Di, 21. November 2017

„Nicht in Topform“

14.09.2016 09:54

Juncker: „Europa darf kein Schmelztiegel werden“

EU-Kommissionspräsident Jean-Claude Juncker hat in seiner Rede zur Lage der Europäischen Union erklärt, dass die EU "derzeit nicht in Topform" sei. Die "Solidarität ist zu klein" und "die EU ist nicht sozial genug", sagte Juncker am Mittwoch im Europaparlament in Straßburg. Allerdings sei die Union in ihrem Bestand "nicht gefährdet", so Juncker mit Verweis auf den Brexit. Zu einem "Schmelztiegel" oder "Einheitsstaat" dürfe sie aber auf keinen Fall werden.
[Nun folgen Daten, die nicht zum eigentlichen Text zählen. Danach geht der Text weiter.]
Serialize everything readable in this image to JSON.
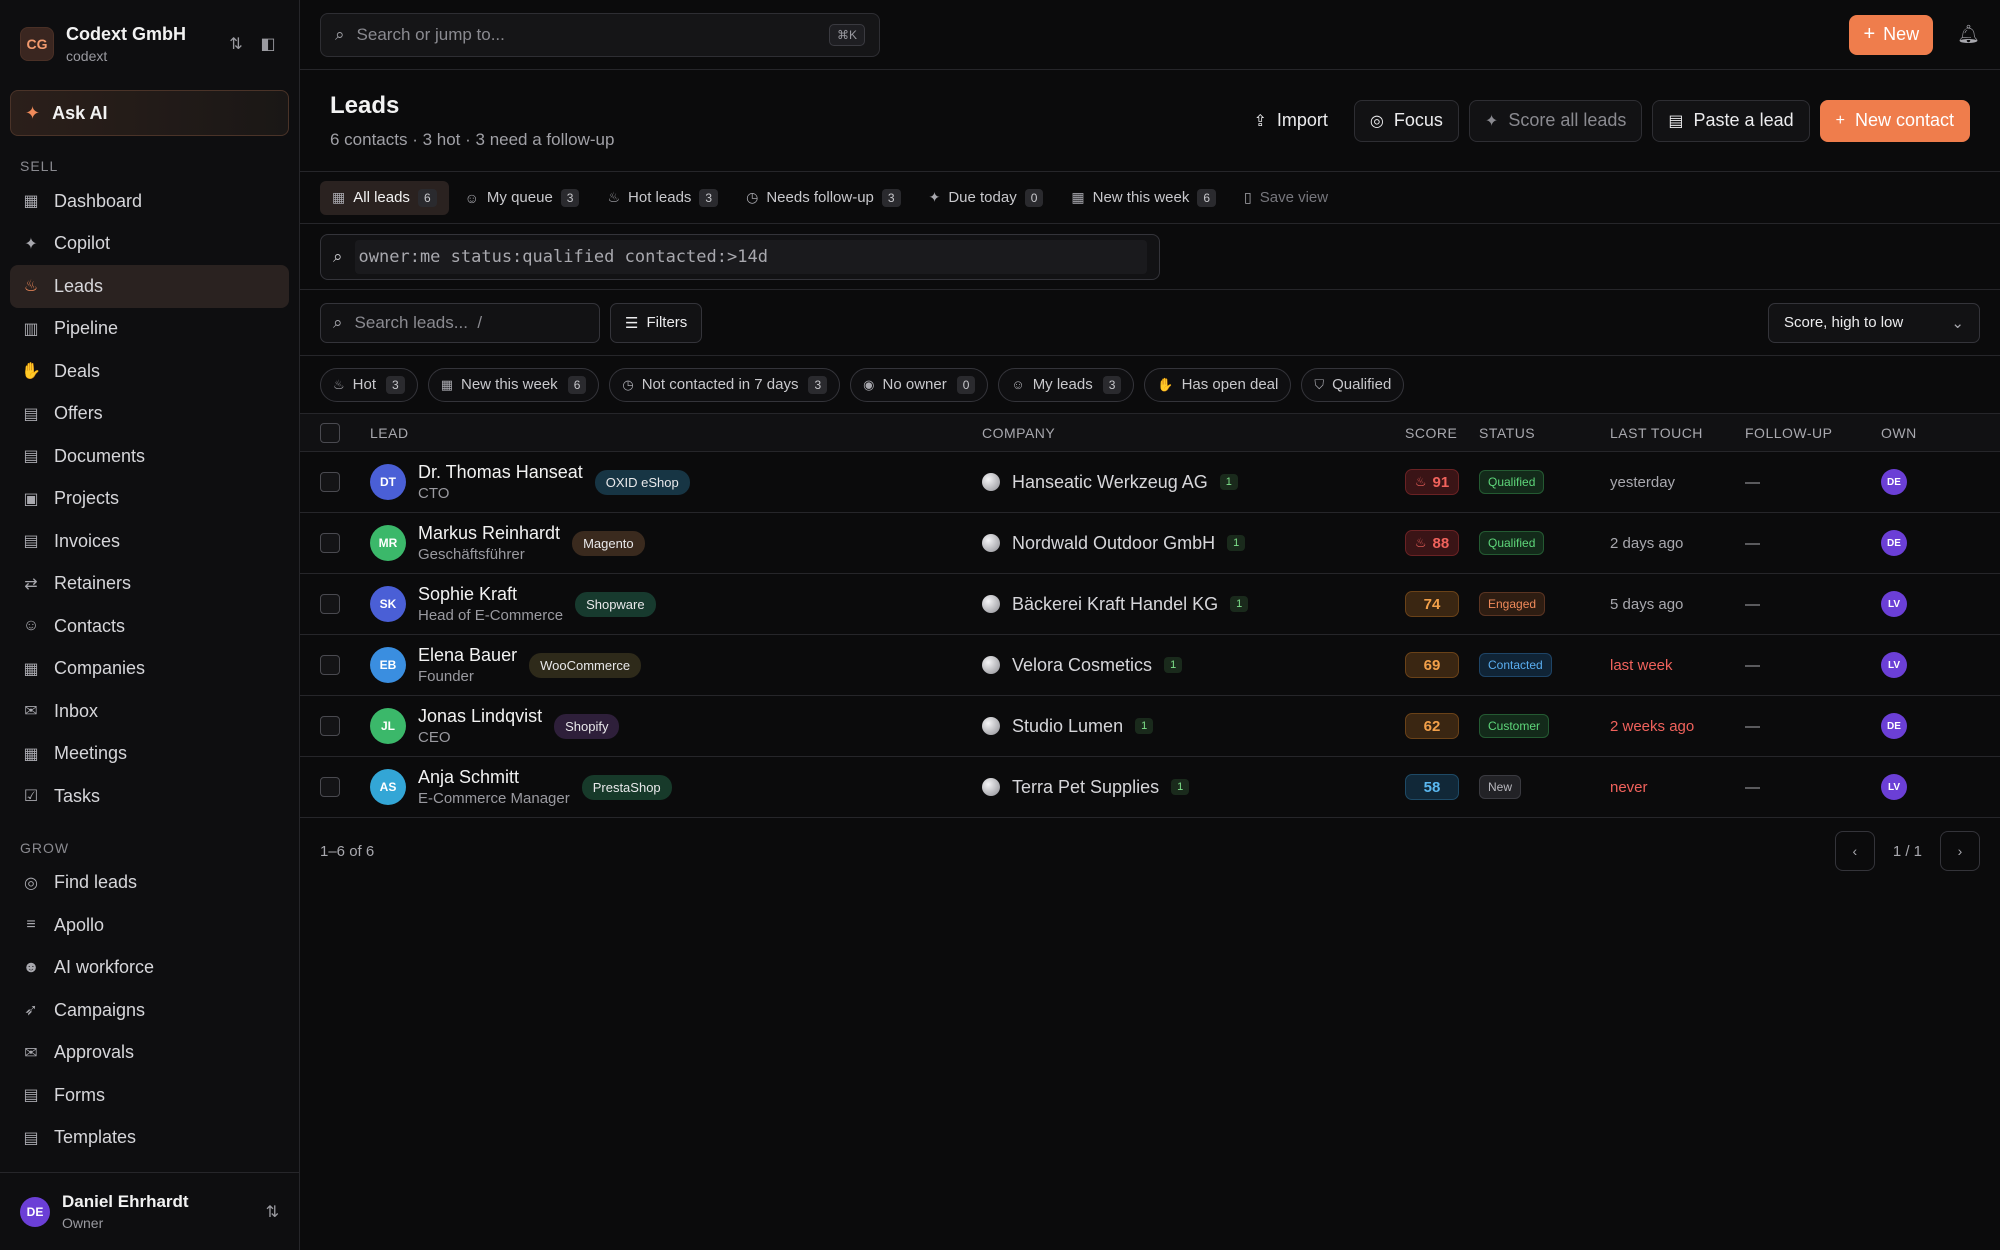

Es gebe zwar im Vergleich zu seiner Rede vor einem Jahr Fortschritte, doch lasse die Lage der EU weiter zu wünschen übrig, so Juncker. "Einiges lässt vermuten, dass wir in Teilen mit einer existenziellen Krise der EU zu tun haben. Die Zahl der Bereiche, wo wir nicht spontan zusammenfinden, ist zu groß, und wo wir solidarisch zusammenarbeiten, zu klein." Allzu oft werde exklusiven Nationalinteressen die Vorfahrt eingeräumt.

"Die Brechstange ist kein Instrument"
Die europäische Integration dürfe aber "nicht zulasten der Nationen forciert" werden. "Die Brechstange ist kein Instrument der europäischen Einigung", sagte Juncker. "Europa darf nicht zum Schmelztiegel, zum farblosen, uniformen Integrationsmagma werden", forderte er. Europa lebe von seiner Vielfalt. "Die Kommission hat nicht vor, die Nationalstaaten niederzuwalzen."

In Anspielung auf die jüngste Kritik des ungarischen Ministerpräsidenten Viktor Orban erklärte der Kommissionschef: "Wir sind keine Nihilisten, auch keine Antichristen, keine Zertrümmerer, keine Zerstörer. Wir sind Konstrukteure, die ein besseres Europa wollen." Dazu zähle etwa auch die Jugendgarantie - er akzeptiere die hohe Jugendarbeitslosigkeit nicht.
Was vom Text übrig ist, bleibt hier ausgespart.